LONDON — Call it the candy bar war that peaked.

When the makers of the distinctive Swiss confection Toblerone reconfigured their triangular treat last year to slim down its hallmark summits and widen the valleys between them, a potential rival — Britain’s Poundland discount chain — saw a niche in the market.

What Poundland perhaps did not anticipate was the battle of the brands that kept its new offering off the shelves while the owners of Toblerone, the giant American conglomerate Mondelez International, challenged the British company’s right to make a candy bar that looked so similar. Only in October did a three-month bout of legal arm-wrestling draw to an end. And only this week did Poundland’s bars hit the shelves — though not quite in the way the British chain had intended, and not, in their current shape at least, for long.

So what was all the fuss about?

Like Toblerone, Poundland’s version has peaks and troughs. It, too, originally came swathed in a golden wrapper with red lettering. But while the classic Toblerone bars had become lighter in weight in the reconfiguring — though their price remained the same — Poundland’s bar would be chunkier and cheaper, at one pound, or about $1.35, each.

Not, of course, that this was some crude copycat. If, as some contend, Toblerone was modeled on the soaring pyramid of a mountain — the Matterhorn on the Italian-Swiss border, which is about 14,690 feet high — Poundland’s bar was said to have been inspired by two less vertiginous hills in the English county of Shropshire near the border with Wales — the Ercall, at 460 feet, and the Wrekin, at 1,335 feet.

Hence the shape of the Poundland bar, with a double set of summits between each valley.

And hence its name: Twin Peaks, with what Poundland called “a distinctive British flavor compared to Toblerone’s Swiss chocolate nougat.”

Not only that, Poundland asserted, Toblerone had lost its right to exclusivity since it had ceased to be distinctive enough to claim a valid trademark.

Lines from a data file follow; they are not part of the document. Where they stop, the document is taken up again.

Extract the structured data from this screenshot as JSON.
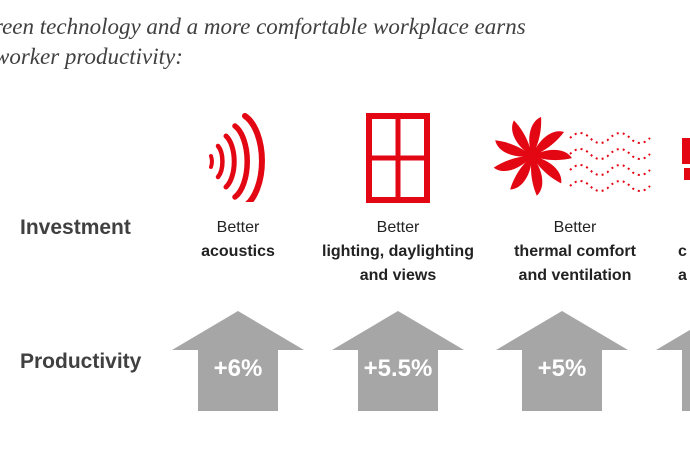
{
  "title": {
    "line1": "reen technology and a more comfortable workplace earns",
    "line2": "worker productivity:"
  },
  "labels": {
    "investment": "Investment",
    "productivity": "Productivity"
  },
  "colors": {
    "accent": "#e30613",
    "arrow": "#a6a6a6"
  },
  "columns": [
    {
      "icon": "acoustics-icon",
      "pre": "Better",
      "main_line1": "acoustics",
      "main_line2": "",
      "gain": "+6%"
    },
    {
      "icon": "window-icon",
      "pre": "Better",
      "main_line1": "lighting, daylighting",
      "main_line2": "and views",
      "gain": "+5.5%"
    },
    {
      "icon": "fan-icon",
      "pre": "Better",
      "main_line1": "thermal comfort",
      "main_line2": "and ventilation",
      "gain": "+5%"
    },
    {
      "icon": "partial-icon",
      "pre": "",
      "main_line1": "c",
      "main_line2": "a",
      "gain": ""
    }
  ]
}
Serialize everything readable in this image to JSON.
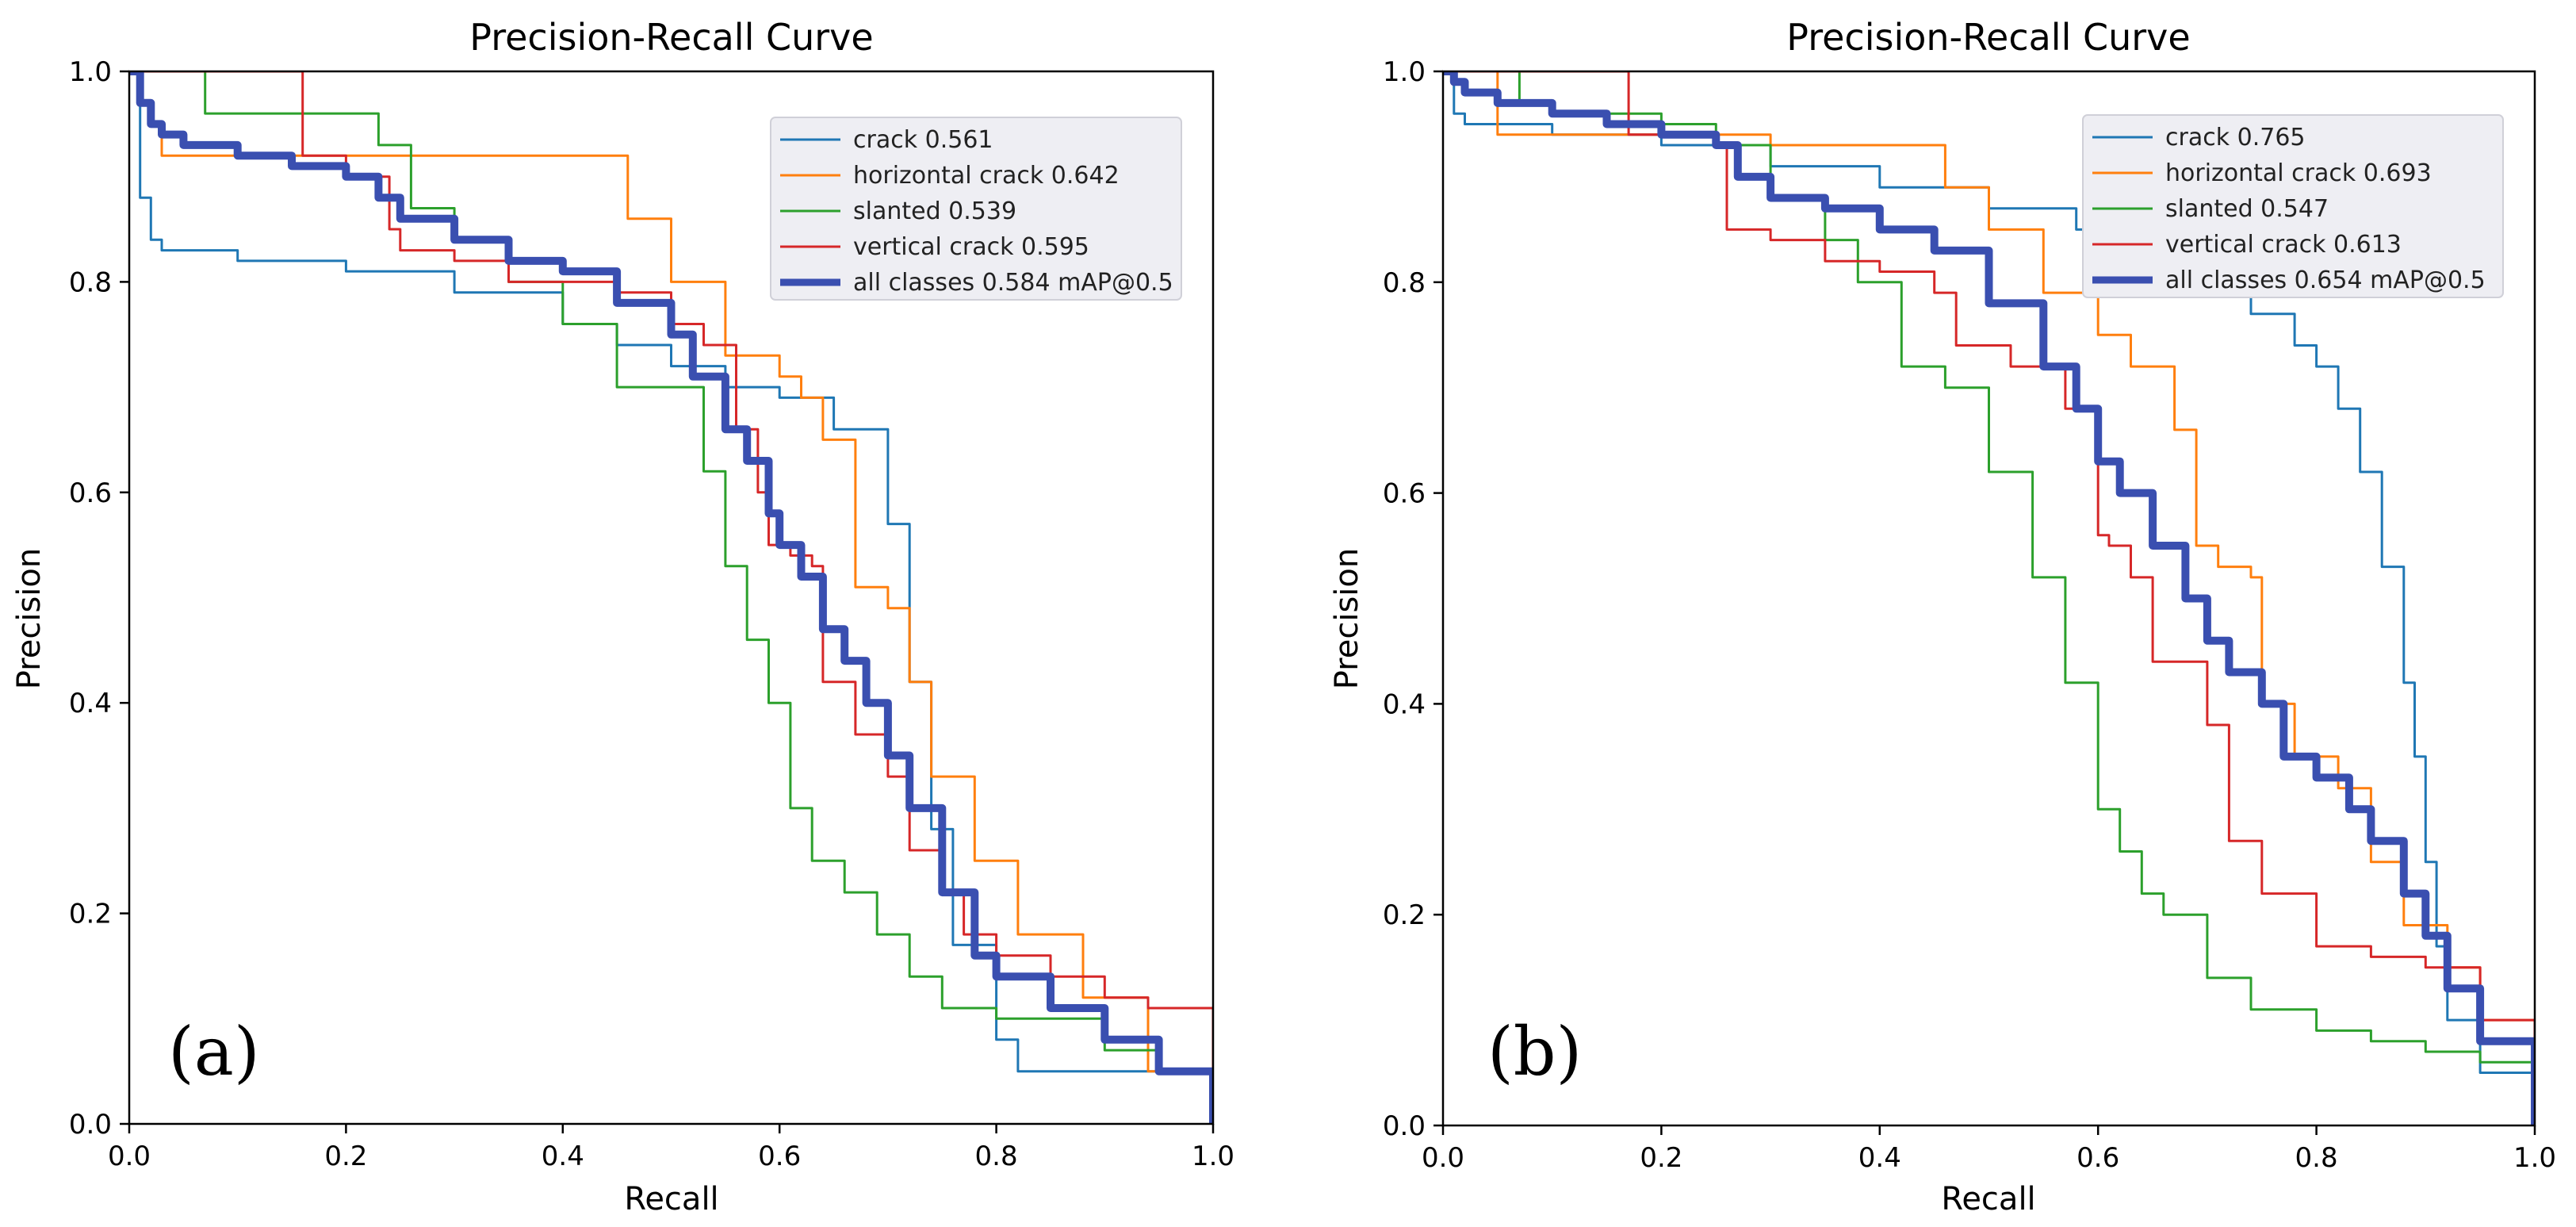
{
  "chart_data": [
    {
      "type": "line",
      "panel_label": "(a)",
      "title": "Precision-Recall Curve",
      "xlabel": "Recall",
      "ylabel": "Precision",
      "xlim": [
        0.0,
        1.0
      ],
      "ylim": [
        0.0,
        1.0
      ],
      "x_ticks": [
        "0.0",
        "0.2",
        "0.4",
        "0.6",
        "0.8",
        "1.0"
      ],
      "y_ticks": [
        "0.0",
        "0.2",
        "0.4",
        "0.6",
        "0.8",
        "1.0"
      ],
      "legend_position": "top-right",
      "series": [
        {
          "name": "crack 0.561",
          "color": "#1f77b4",
          "width": 3,
          "x": [
            0.0,
            0.01,
            0.02,
            0.03,
            0.1,
            0.2,
            0.3,
            0.4,
            0.45,
            0.5,
            0.55,
            0.6,
            0.65,
            0.7,
            0.72,
            0.74,
            0.76,
            0.8,
            0.82,
            1.0
          ],
          "y": [
            1.0,
            0.88,
            0.84,
            0.83,
            0.82,
            0.81,
            0.79,
            0.76,
            0.74,
            0.72,
            0.7,
            0.69,
            0.66,
            0.57,
            0.42,
            0.28,
            0.17,
            0.08,
            0.05,
            0.0
          ]
        },
        {
          "name": "horizontal crack 0.642",
          "color": "#ff7f0e",
          "width": 3,
          "x": [
            0.0,
            0.01,
            0.02,
            0.03,
            0.1,
            0.2,
            0.3,
            0.42,
            0.46,
            0.5,
            0.55,
            0.6,
            0.62,
            0.64,
            0.67,
            0.7,
            0.72,
            0.74,
            0.78,
            0.82,
            0.88,
            0.94,
            1.0
          ],
          "y": [
            1.0,
            0.97,
            0.95,
            0.92,
            0.92,
            0.92,
            0.92,
            0.92,
            0.86,
            0.8,
            0.73,
            0.71,
            0.69,
            0.65,
            0.51,
            0.49,
            0.42,
            0.33,
            0.25,
            0.18,
            0.12,
            0.05,
            0.0
          ]
        },
        {
          "name": "slanted 0.539",
          "color": "#2ca02c",
          "width": 3,
          "x": [
            0.0,
            0.03,
            0.07,
            0.15,
            0.23,
            0.26,
            0.3,
            0.35,
            0.4,
            0.45,
            0.5,
            0.53,
            0.55,
            0.57,
            0.59,
            0.61,
            0.63,
            0.66,
            0.69,
            0.72,
            0.75,
            0.8,
            0.9,
            0.95,
            1.0
          ],
          "y": [
            1.0,
            1.0,
            0.96,
            0.96,
            0.93,
            0.87,
            0.84,
            0.8,
            0.76,
            0.7,
            0.7,
            0.62,
            0.53,
            0.46,
            0.4,
            0.3,
            0.25,
            0.22,
            0.18,
            0.14,
            0.11,
            0.1,
            0.07,
            0.05,
            0.0
          ]
        },
        {
          "name": "vertical crack 0.595",
          "color": "#d62728",
          "width": 3,
          "x": [
            0.0,
            0.05,
            0.15,
            0.16,
            0.2,
            0.24,
            0.25,
            0.3,
            0.35,
            0.45,
            0.5,
            0.53,
            0.56,
            0.58,
            0.59,
            0.61,
            0.63,
            0.64,
            0.67,
            0.7,
            0.72,
            0.75,
            0.77,
            0.8,
            0.85,
            0.9,
            0.94,
            1.0
          ],
          "y": [
            1.0,
            1.0,
            1.0,
            0.92,
            0.9,
            0.85,
            0.83,
            0.82,
            0.8,
            0.79,
            0.76,
            0.74,
            0.66,
            0.6,
            0.55,
            0.54,
            0.53,
            0.42,
            0.37,
            0.33,
            0.26,
            0.22,
            0.18,
            0.16,
            0.14,
            0.12,
            0.11,
            0.0
          ]
        },
        {
          "name": "all classes 0.584 mAP@0.5",
          "color": "#3a4fb0",
          "width": 10,
          "x": [
            0.0,
            0.01,
            0.02,
            0.03,
            0.05,
            0.1,
            0.15,
            0.2,
            0.23,
            0.25,
            0.3,
            0.35,
            0.4,
            0.45,
            0.5,
            0.52,
            0.55,
            0.57,
            0.59,
            0.6,
            0.62,
            0.64,
            0.66,
            0.68,
            0.7,
            0.72,
            0.75,
            0.78,
            0.8,
            0.85,
            0.9,
            0.95,
            1.0
          ],
          "y": [
            1.0,
            0.97,
            0.95,
            0.94,
            0.93,
            0.92,
            0.91,
            0.9,
            0.88,
            0.86,
            0.84,
            0.82,
            0.81,
            0.78,
            0.75,
            0.71,
            0.66,
            0.63,
            0.58,
            0.55,
            0.52,
            0.47,
            0.44,
            0.4,
            0.35,
            0.3,
            0.22,
            0.16,
            0.14,
            0.11,
            0.08,
            0.05,
            0.0
          ]
        }
      ]
    },
    {
      "type": "line",
      "panel_label": "(b)",
      "title": "Precision-Recall Curve",
      "xlabel": "Recall",
      "ylabel": "Precision",
      "xlim": [
        0.0,
        1.0
      ],
      "ylim": [
        0.0,
        1.0
      ],
      "x_ticks": [
        "0.0",
        "0.2",
        "0.4",
        "0.6",
        "0.8",
        "1.0"
      ],
      "y_ticks": [
        "0.0",
        "0.2",
        "0.4",
        "0.6",
        "0.8",
        "1.0"
      ],
      "legend_position": "top-right",
      "series": [
        {
          "name": "crack 0.765",
          "color": "#1f77b4",
          "width": 3,
          "x": [
            0.0,
            0.01,
            0.02,
            0.1,
            0.2,
            0.3,
            0.4,
            0.5,
            0.58,
            0.74,
            0.78,
            0.8,
            0.82,
            0.84,
            0.86,
            0.88,
            0.89,
            0.9,
            0.91,
            0.92,
            0.95,
            1.0
          ],
          "y": [
            1.0,
            0.96,
            0.95,
            0.94,
            0.93,
            0.91,
            0.89,
            0.87,
            0.85,
            0.77,
            0.74,
            0.72,
            0.68,
            0.62,
            0.53,
            0.42,
            0.35,
            0.25,
            0.17,
            0.1,
            0.05,
            0.0
          ]
        },
        {
          "name": "horizontal crack 0.693",
          "color": "#ff7f0e",
          "width": 3,
          "x": [
            0.0,
            0.03,
            0.05,
            0.2,
            0.3,
            0.43,
            0.46,
            0.5,
            0.55,
            0.6,
            0.63,
            0.67,
            0.69,
            0.71,
            0.74,
            0.75,
            0.78,
            0.82,
            0.85,
            0.88,
            0.92,
            0.95,
            1.0
          ],
          "y": [
            1.0,
            1.0,
            0.94,
            0.94,
            0.93,
            0.93,
            0.89,
            0.85,
            0.79,
            0.75,
            0.72,
            0.66,
            0.55,
            0.53,
            0.52,
            0.4,
            0.35,
            0.32,
            0.25,
            0.19,
            0.15,
            0.1,
            0.0
          ]
        },
        {
          "name": "slanted 0.547",
          "color": "#2ca02c",
          "width": 3,
          "x": [
            0.0,
            0.04,
            0.07,
            0.1,
            0.2,
            0.25,
            0.3,
            0.35,
            0.38,
            0.42,
            0.46,
            0.5,
            0.54,
            0.57,
            0.6,
            0.62,
            0.64,
            0.66,
            0.7,
            0.74,
            0.8,
            0.85,
            0.9,
            0.95,
            1.0
          ],
          "y": [
            1.0,
            1.0,
            0.97,
            0.96,
            0.95,
            0.93,
            0.88,
            0.84,
            0.8,
            0.72,
            0.7,
            0.62,
            0.52,
            0.42,
            0.3,
            0.26,
            0.22,
            0.2,
            0.14,
            0.11,
            0.09,
            0.08,
            0.07,
            0.06,
            0.0
          ]
        },
        {
          "name": "vertical crack 0.613",
          "color": "#d62728",
          "width": 3,
          "x": [
            0.0,
            0.05,
            0.16,
            0.17,
            0.25,
            0.26,
            0.3,
            0.35,
            0.4,
            0.45,
            0.47,
            0.52,
            0.57,
            0.6,
            0.61,
            0.63,
            0.65,
            0.7,
            0.72,
            0.75,
            0.8,
            0.85,
            0.9,
            0.95,
            1.0
          ],
          "y": [
            1.0,
            1.0,
            1.0,
            0.94,
            0.93,
            0.85,
            0.84,
            0.82,
            0.81,
            0.79,
            0.74,
            0.72,
            0.68,
            0.56,
            0.55,
            0.52,
            0.44,
            0.38,
            0.27,
            0.22,
            0.17,
            0.16,
            0.15,
            0.1,
            0.0
          ]
        },
        {
          "name": "all classes 0.654 mAP@0.5",
          "color": "#3a4fb0",
          "width": 10,
          "x": [
            0.0,
            0.01,
            0.02,
            0.05,
            0.1,
            0.15,
            0.2,
            0.25,
            0.27,
            0.3,
            0.35,
            0.4,
            0.45,
            0.5,
            0.55,
            0.58,
            0.6,
            0.62,
            0.65,
            0.68,
            0.7,
            0.72,
            0.75,
            0.77,
            0.8,
            0.83,
            0.85,
            0.88,
            0.9,
            0.92,
            0.95,
            1.0
          ],
          "y": [
            1.0,
            0.99,
            0.98,
            0.97,
            0.96,
            0.95,
            0.94,
            0.93,
            0.9,
            0.88,
            0.87,
            0.85,
            0.83,
            0.78,
            0.72,
            0.68,
            0.63,
            0.6,
            0.55,
            0.5,
            0.46,
            0.43,
            0.4,
            0.35,
            0.33,
            0.3,
            0.27,
            0.22,
            0.18,
            0.13,
            0.08,
            0.0
          ]
        }
      ]
    }
  ]
}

Mondelez hit back: Toblerone, it said, was “one of the most loved, unique, best-value Swiss-made chocolate products in the world. Its high quality special Swiss recipe and triangular peaks have been delighting people around the world since 1908, and we believe will continue to do so for future generations of chocolate lovers too.”

Nonetheless, there was some compromise.

Poundland, part of the multinational retailer Steinhoff International, had delayed introducing the bar in July. But, after negotiations with Mondelez, it was permitted to begin selling in its nearly 900 stores on Monday the 500,000 bars already in production — provided it changed the background color of their wrappers from gold to blue. And the lettering was changed: to gold, from the original red.

Once the initial 500,000 bars have been sold, Poundland said in a news release, it will “revise the shape” so that the bar “better represents the outline of the Wrekin and Ercall hills.”